Highlights & Insights

  • Reframing thinking in the action space: Shifting the CoT intermediate product from language/vision to "coarse action sequences" directly addresses the semantic-kinematic gap.
  • EAR as Action-Space Self-Conditioning: Porting the "rough estimate then refine" concept to action trajectories provides a strong inductive bias.
  • Utilizing VLM KV Cache: Instead of adding modules to "understand" actions, IAR extracts existing action priors from the VLM, discovering that downsampling to remove redundancy actually improves performance.

Limitations & Future Work

  • Coarse granularity: Whether EAR's coarse trajectories suffice for tasks requiring extreme contact precision (e.g., flexible bodies, high-precision assembly) remains unprobed. ⚠️
  • Inference overhead: EAR requires an additional flow matching generation step; the specific latency compared to \(\pi_{0.5}\) was not quantified.
  • Backbone dependency: Results are tied to \(\pi_{0.5}\) + Gemma 2B; scaling to smaller/larger backbones is not yet validated.
  • vs.

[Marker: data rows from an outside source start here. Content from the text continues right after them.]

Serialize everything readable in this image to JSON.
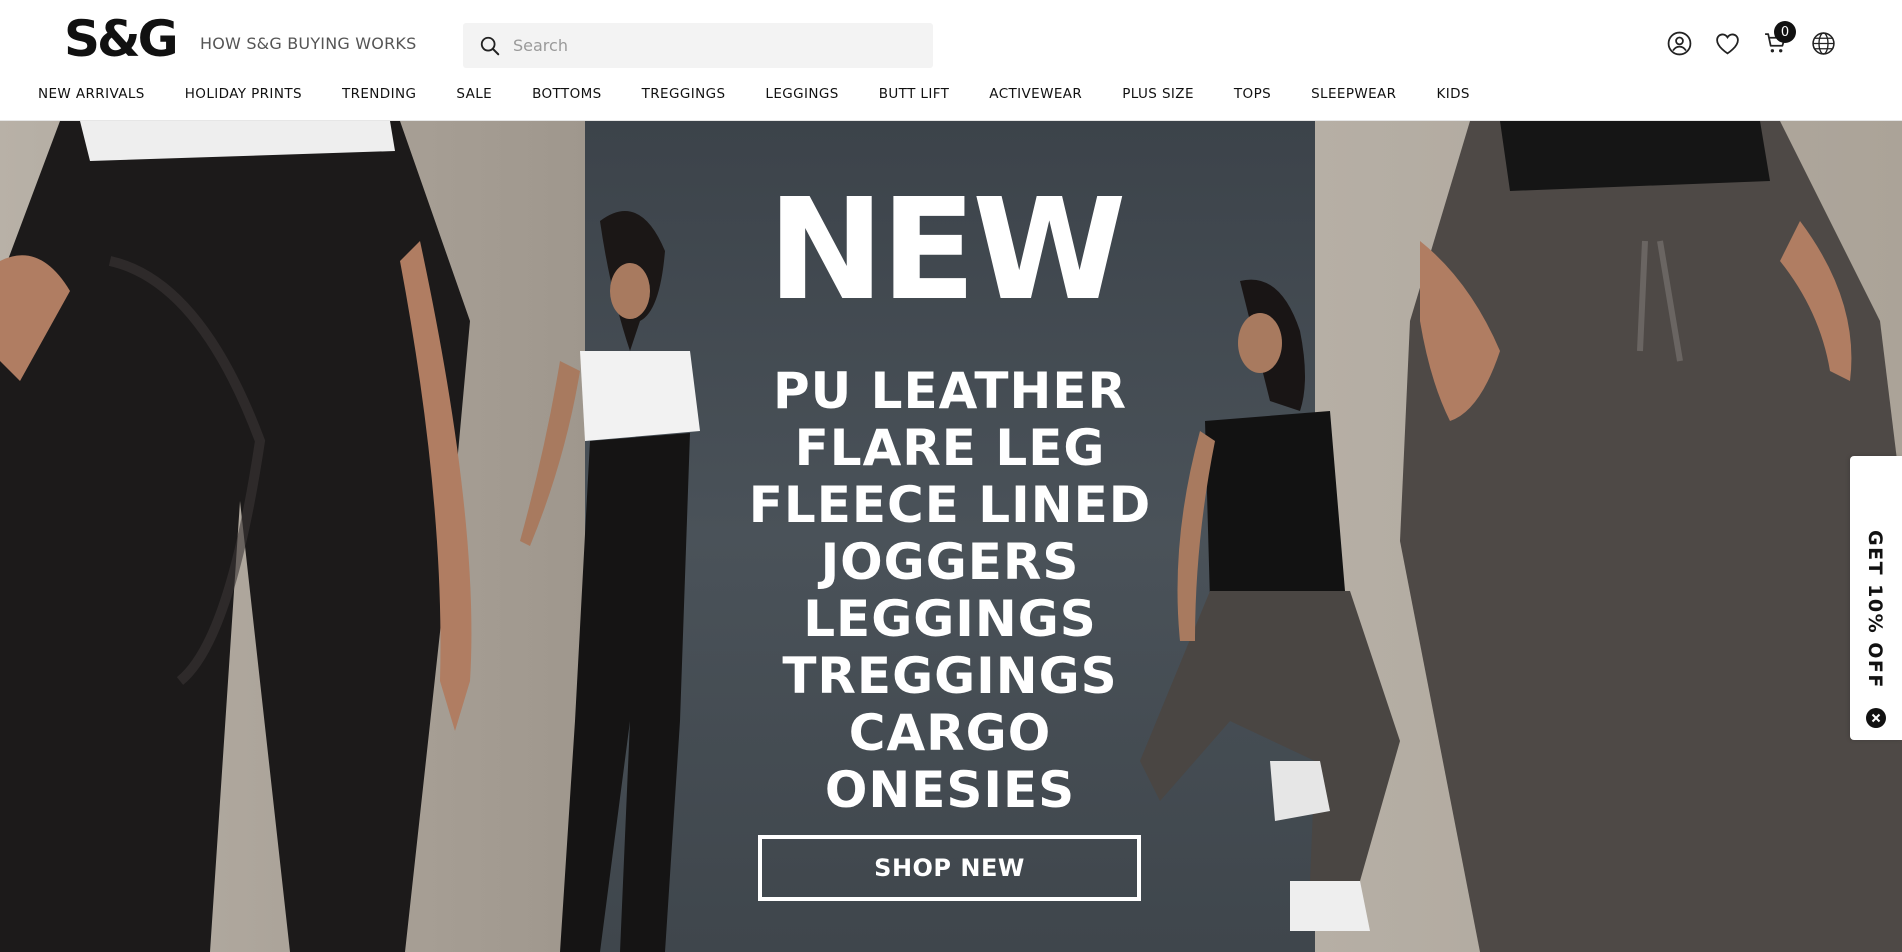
{
  "header": {
    "logo": "S&G",
    "how_link": "HOW S&G BUYING WORKS",
    "search": {
      "placeholder": "Search",
      "value": ""
    },
    "icons": [
      "account-icon",
      "heart-icon",
      "cart-icon",
      "globe-icon"
    ],
    "cart_count": "0"
  },
  "nav": {
    "items": [
      {
        "label": "NEW ARRIVALS"
      },
      {
        "label": "HOLIDAY PRINTS"
      },
      {
        "label": "TRENDING"
      },
      {
        "label": "SALE"
      },
      {
        "label": "BOTTOMS"
      },
      {
        "label": "TREGGINGS"
      },
      {
        "label": "LEGGINGS"
      },
      {
        "label": "BUTT LIFT"
      },
      {
        "label": "ACTIVEWEAR"
      },
      {
        "label": "PLUS SIZE"
      },
      {
        "label": "TOPS"
      },
      {
        "label": "SLEEPWEAR"
      },
      {
        "label": "KIDS"
      }
    ]
  },
  "hero": {
    "headline": "NEW",
    "items": [
      "PU LEATHER",
      "FLARE LEG",
      "FLEECE LINED",
      "JOGGERS",
      "LEGGINGS",
      "TREGGINGS",
      "CARGO",
      "ONESIES"
    ],
    "cta": "SHOP NEW",
    "colors": {
      "panel": "#444b52",
      "background": "#b3aca3",
      "text": "#ffffff"
    }
  },
  "promo": {
    "label": "GET 10% OFF"
  }
}
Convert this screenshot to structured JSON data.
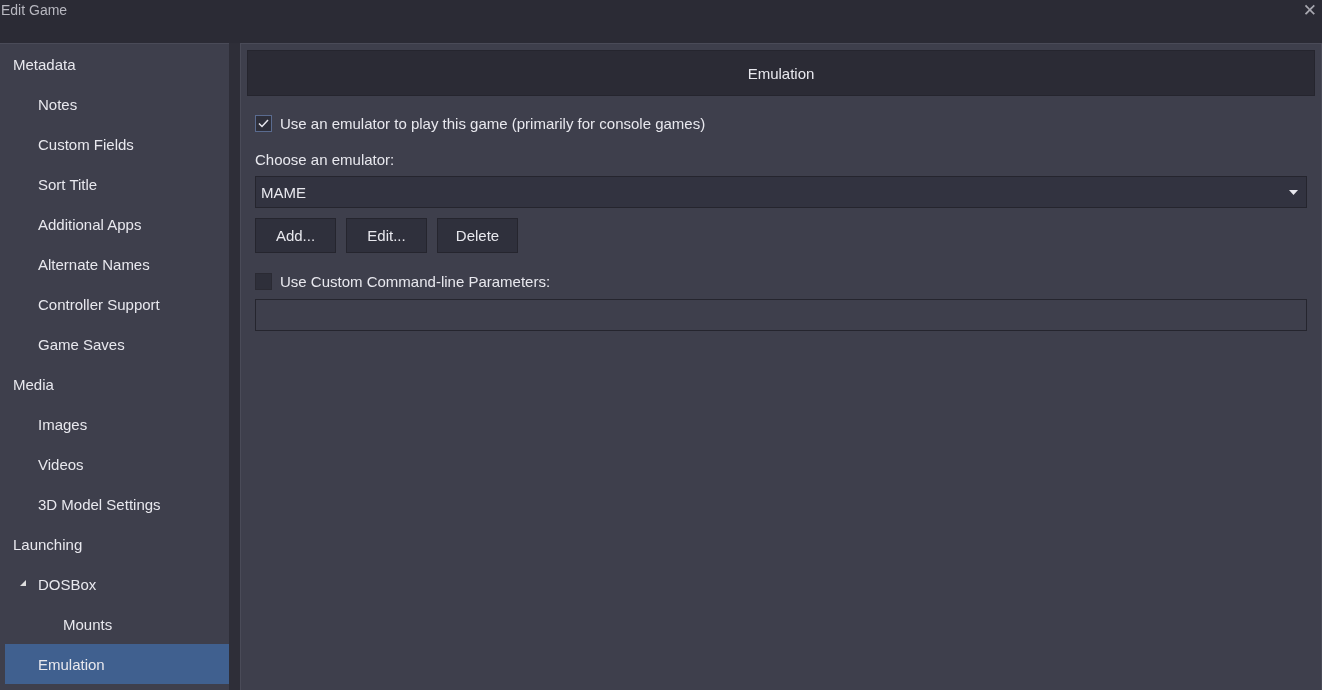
{
  "window": {
    "title": "Edit Game",
    "close_glyph": "✕"
  },
  "sidebar": {
    "items": [
      {
        "label": "Metadata",
        "selected": false,
        "children": [
          {
            "label": "Notes",
            "selected": false
          },
          {
            "label": "Custom Fields",
            "selected": false
          },
          {
            "label": "Sort Title",
            "selected": false
          },
          {
            "label": "Additional Apps",
            "selected": false
          },
          {
            "label": "Alternate Names",
            "selected": false
          },
          {
            "label": "Controller Support",
            "selected": false
          },
          {
            "label": "Game Saves",
            "selected": false
          }
        ]
      },
      {
        "label": "Media",
        "selected": false,
        "children": [
          {
            "label": "Images",
            "selected": false
          },
          {
            "label": "Videos",
            "selected": false
          },
          {
            "label": "3D Model Settings",
            "selected": false
          }
        ]
      },
      {
        "label": "Launching",
        "selected": false,
        "children": [
          {
            "label": "DOSBox",
            "selected": false,
            "expanded": true,
            "children": [
              {
                "label": "Mounts",
                "selected": false
              }
            ]
          },
          {
            "label": "Emulation",
            "selected": true
          }
        ]
      }
    ]
  },
  "panel": {
    "title": "Emulation",
    "use_emulator": {
      "label": "Use an emulator to play this game (primarily for console games)",
      "checked": true
    },
    "emulator_label": "Choose an emulator:",
    "emulator": {
      "value": "MAME"
    },
    "buttons": [
      "Add...",
      "Edit...",
      "Delete"
    ],
    "custom_params": {
      "label": "Use Custom Command-line Parameters:",
      "checked": false
    }
  }
}
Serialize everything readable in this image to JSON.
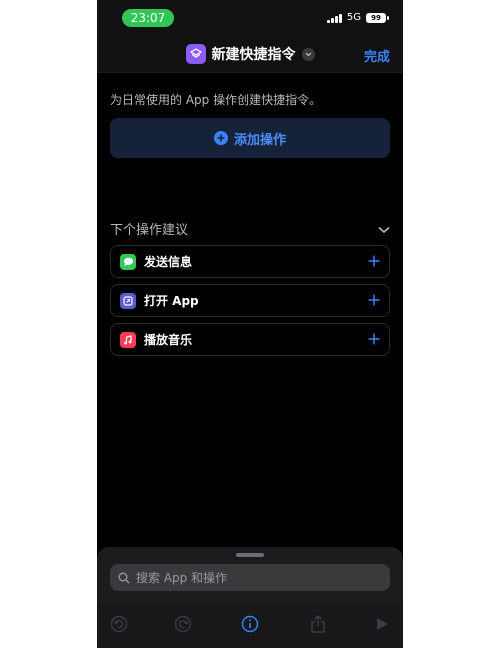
{
  "status_bar": {
    "time": "23:07",
    "network": "5G",
    "battery": "99"
  },
  "nav": {
    "title": "新建快捷指令",
    "done_label": "完成"
  },
  "main": {
    "description": "为日常使用的 App 操作创建快捷指令。",
    "add_action_label": "添加操作"
  },
  "suggestions": {
    "header": "下个操作建议",
    "items": [
      {
        "label": "发送信息",
        "icon": "messages-icon",
        "color": "#34c759"
      },
      {
        "label": "打开 App",
        "icon": "open-app-icon",
        "color": "#5a5ad6"
      },
      {
        "label": "播放音乐",
        "icon": "music-icon",
        "color": "#fa3c5a"
      }
    ]
  },
  "search": {
    "placeholder": "搜索 App 和操作"
  },
  "toolbar": {
    "icons": [
      "undo-icon",
      "redo-icon",
      "info-icon",
      "share-icon",
      "play-icon"
    ]
  },
  "colors": {
    "accent": "#3b82f6",
    "background": "#000000",
    "nav_background": "#111111"
  }
}
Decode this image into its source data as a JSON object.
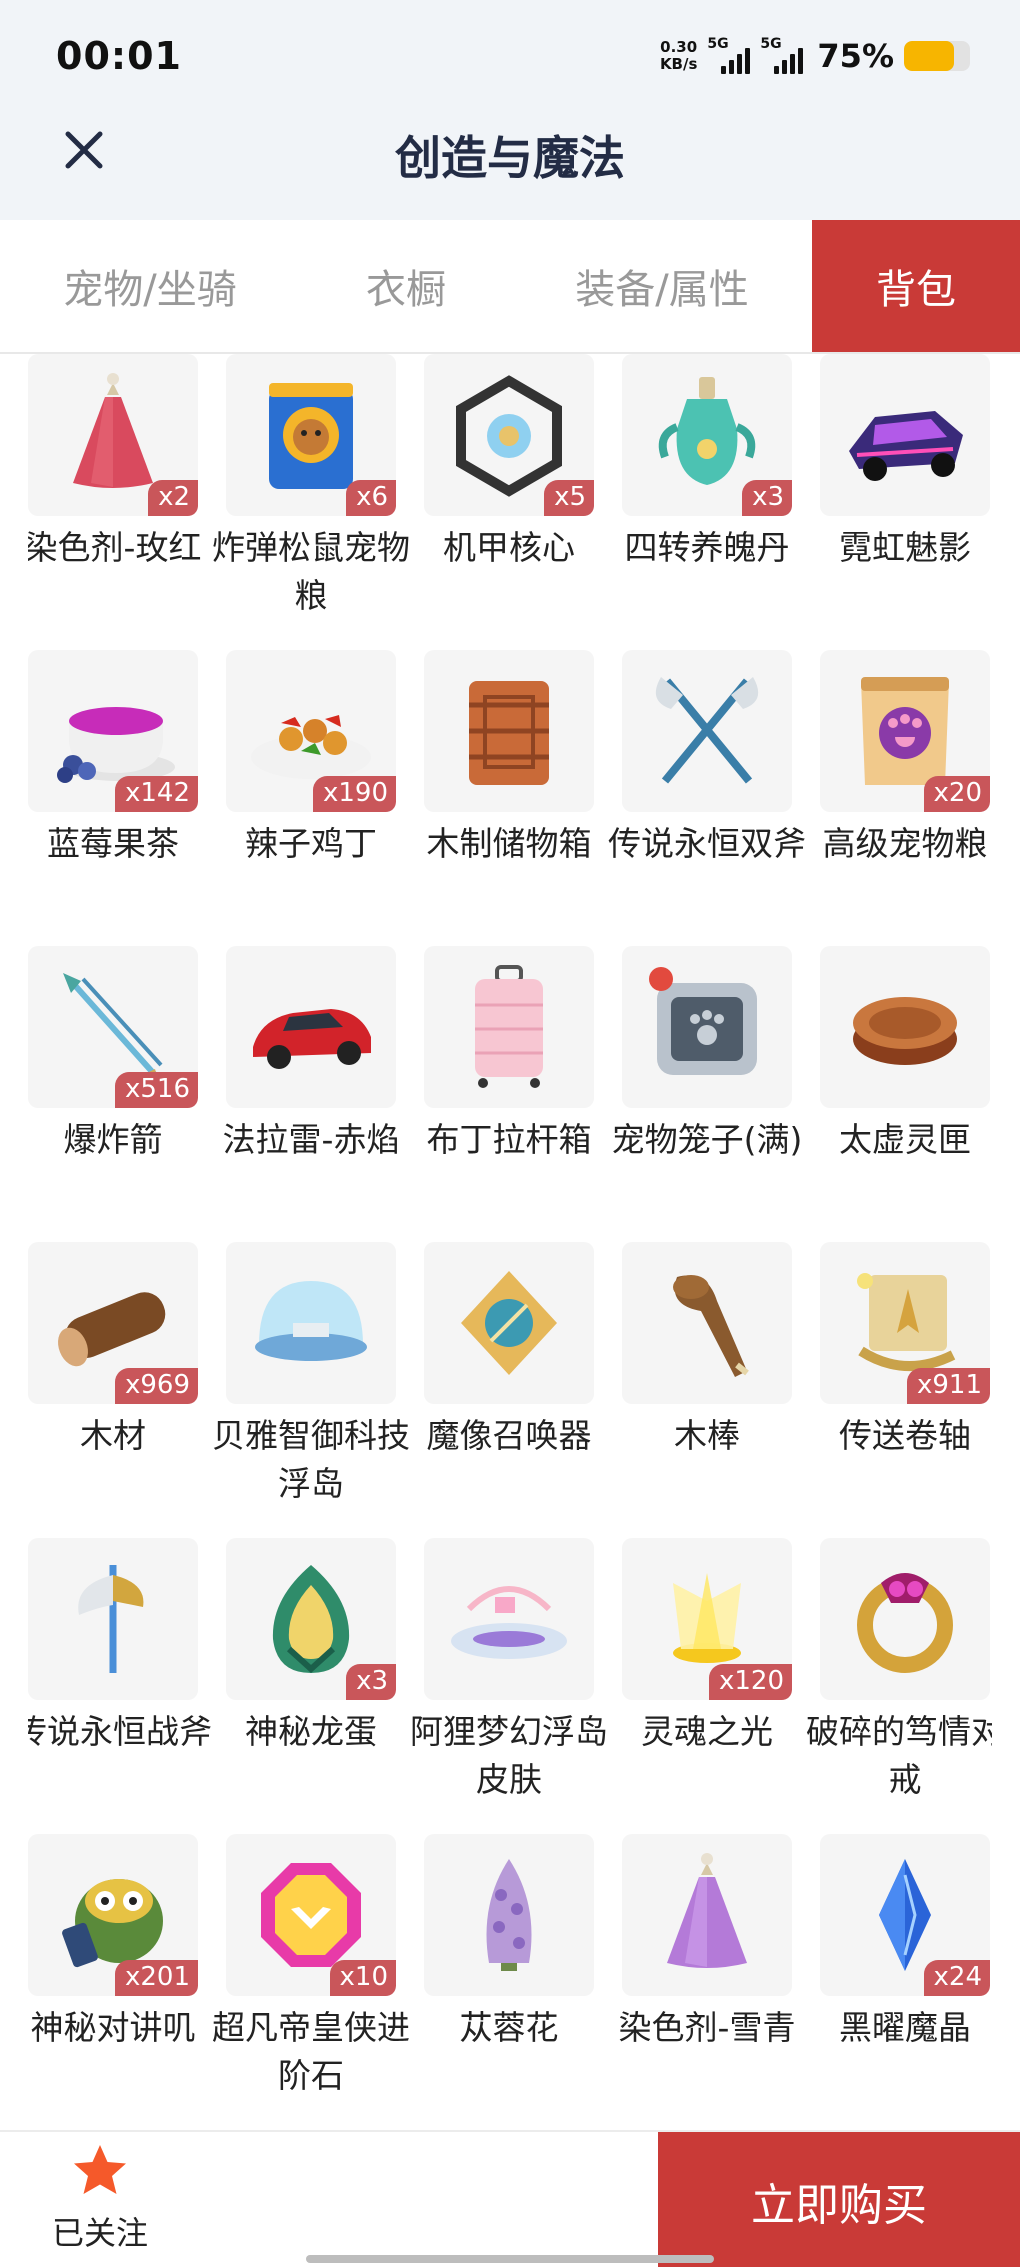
{
  "status": {
    "time": "00:01",
    "net_speed_value": "0.30",
    "net_speed_unit": "KB/s",
    "signal1": "5G",
    "signal2": "5G",
    "battery": "75%",
    "battery_level": 0.75,
    "battery_color": "#f7b500"
  },
  "header": {
    "close_icon": "close-icon",
    "title": "创造与魔法"
  },
  "tabs": [
    {
      "label": "宠物/坐骑",
      "active": false
    },
    {
      "label": "衣橱",
      "active": false
    },
    {
      "label": "装备/属性",
      "active": false
    },
    {
      "label": "背包",
      "active": true
    }
  ],
  "items": [
    {
      "name": "染色剂-玫红",
      "count": "x2",
      "icon": "dye-rose-icon"
    },
    {
      "name": "炸弹松鼠宠物粮",
      "count": "x6",
      "icon": "squirrel-food-icon"
    },
    {
      "name": "机甲核心",
      "count": "x5",
      "icon": "mecha-core-icon"
    },
    {
      "name": "四转养魄丹",
      "count": "x3",
      "icon": "potion-icon"
    },
    {
      "name": "霓虹魅影",
      "count": "",
      "icon": "neon-car-icon"
    },
    {
      "name": "蓝莓果茶",
      "count": "x142",
      "icon": "blueberry-tea-icon"
    },
    {
      "name": "辣子鸡丁",
      "count": "x190",
      "icon": "spicy-chicken-icon"
    },
    {
      "name": "木制储物箱",
      "count": "",
      "icon": "wooden-box-icon"
    },
    {
      "name": "传说永恒双斧",
      "count": "",
      "icon": "double-axe-icon"
    },
    {
      "name": "高级宠物粮",
      "count": "x20",
      "icon": "pet-food-icon"
    },
    {
      "name": "爆炸箭",
      "count": "x516",
      "icon": "arrow-icon"
    },
    {
      "name": "法拉雷-赤焰",
      "count": "",
      "icon": "red-car-icon"
    },
    {
      "name": "布丁拉杆箱",
      "count": "",
      "icon": "suitcase-icon"
    },
    {
      "name": "宠物笼子(满)",
      "count": "",
      "icon": "pet-cage-icon"
    },
    {
      "name": "太虚灵匣",
      "count": "",
      "icon": "spirit-box-icon"
    },
    {
      "name": "木材",
      "count": "x969",
      "icon": "log-icon"
    },
    {
      "name": "贝雅智御科技浮岛",
      "count": "",
      "icon": "dome-island-icon"
    },
    {
      "name": "魔像召唤器",
      "count": "",
      "icon": "golem-summoner-icon"
    },
    {
      "name": "木棒",
      "count": "",
      "icon": "club-icon"
    },
    {
      "name": "传送卷轴",
      "count": "x911",
      "icon": "scroll-icon"
    },
    {
      "name": "传说永恒战斧",
      "count": "",
      "icon": "battle-axe-icon"
    },
    {
      "name": "神秘龙蛋",
      "count": "x3",
      "icon": "dragon-egg-icon"
    },
    {
      "name": "阿狸梦幻浮岛皮肤",
      "count": "",
      "icon": "cloud-island-icon"
    },
    {
      "name": "灵魂之光",
      "count": "x120",
      "icon": "soul-light-icon"
    },
    {
      "name": "破碎的笃情对戒",
      "count": "",
      "icon": "broken-ring-icon"
    },
    {
      "name": "神秘对讲叽",
      "count": "x201",
      "icon": "walkie-bird-icon"
    },
    {
      "name": "超凡帝皇侠进阶石",
      "count": "x10",
      "icon": "advance-stone-icon"
    },
    {
      "name": "苁蓉花",
      "count": "",
      "icon": "cistanche-flower-icon"
    },
    {
      "name": "染色剂-雪青",
      "count": "",
      "icon": "dye-lilac-icon"
    },
    {
      "name": "黑曜魔晶",
      "count": "x24",
      "icon": "obsidian-crystal-icon"
    }
  ],
  "bottom": {
    "follow_icon": "star-icon",
    "follow_label": "已关注",
    "buy_label": "立即购买"
  },
  "colors": {
    "accent": "#c93a37",
    "count_badge": "#c9565a",
    "star": "#f5592a"
  }
}
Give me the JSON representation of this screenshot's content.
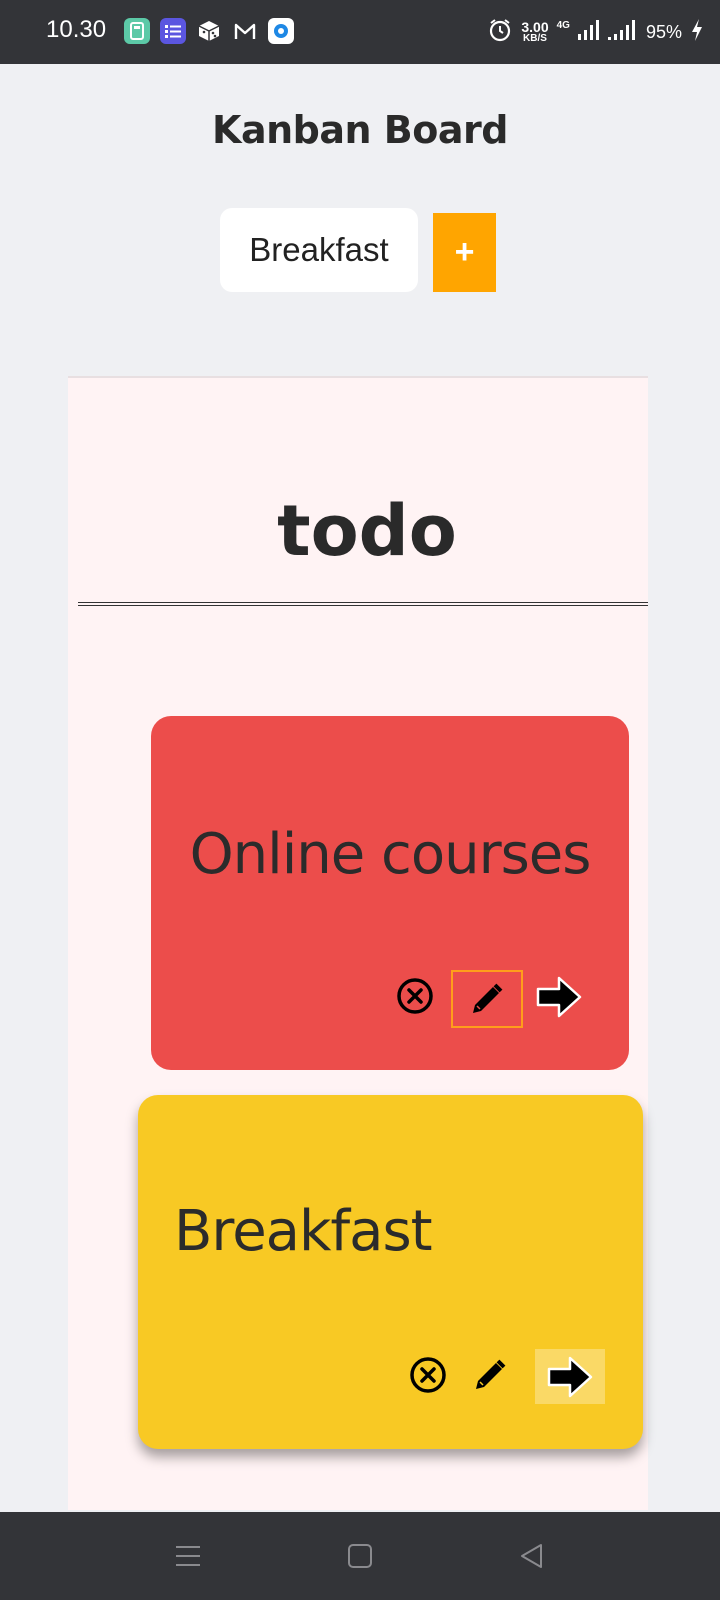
{
  "status_bar": {
    "time": "10.30",
    "net_speed_value": "3.00",
    "net_speed_unit": "KB/S",
    "network_type": "4G",
    "battery_percent": "95%",
    "app_icons": [
      "calculator-app-icon",
      "tasks-app-icon",
      "dice-app-icon",
      "gmail-icon",
      "browser-app-icon"
    ],
    "right_icons": [
      "alarm-icon",
      "signal-icon",
      "charging-icon"
    ]
  },
  "header": {
    "title": "Kanban Board",
    "input_value": "Breakfast",
    "add_button_label": "+"
  },
  "column": {
    "title": "todo",
    "cards": [
      {
        "title": "Online courses",
        "color": "#ec4d4b"
      },
      {
        "title": "Breakfast",
        "color": "#f8c924"
      }
    ]
  },
  "colors": {
    "accent": "#ffa500",
    "column_bg": "#fff3f4",
    "page_bg": "#eff0f3",
    "system_bar": "#333438"
  },
  "nav_bar": {
    "buttons": [
      "menu-icon",
      "home-icon",
      "back-icon"
    ]
  }
}
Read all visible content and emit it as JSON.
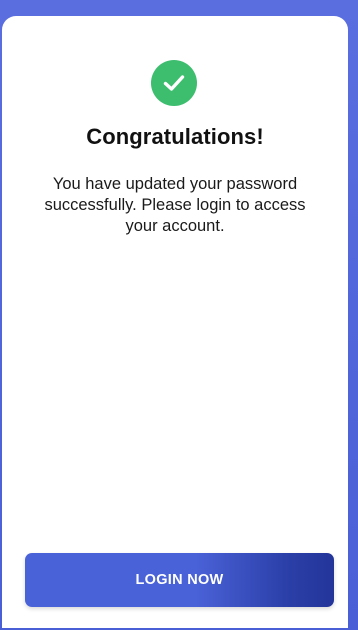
{
  "dialog": {
    "title": "Congratulations!",
    "message": "You have updated your password successfully. Please login to access your account.",
    "icon": "check-circle-icon",
    "button_label": "LOGIN NOW"
  },
  "colors": {
    "background": "#4a5ed6",
    "success": "#3dbd6e",
    "button": "#4a62d8",
    "button_dark": "#23359a"
  }
}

Language CoT (\(\pi_{0.5}\) / ThinkAct): These predict text subtasks. ACoT-VLA uses action sequences. The latter bridges the semantic gap more effectively, especially in long-horizon tasks (LIBERO-Long +4.6%).
  • vs. Visual CoT / World Models (CoT-VLA / DreamVLA): These synthesize images. ACoT-VLA argues visual guidance is still indirect and that action-space cues are more efficient; CoT-VLA's performance (81.1) was significantly lower than Ours (98.5).

Rating

  • Novelty: ⭐⭐⭐⭐⭐ First VLA paradigm to place CoT intermediate reasoning in the action space.
  • Experimental Thoroughness: ⭐⭐⭐⭐⭐ Three simulation benchmarks + real robot + cross-platform + exhaustive ablations.
  • Writing Quality: ⭐⭐⭐⭐ Clear motivation and derivation of the semantic-kinematic gap.
  • Value: ⭐⭐⭐⭐⭐ SOTA results and open-sourced, providing a clean, reusable paradigm for the VLA community.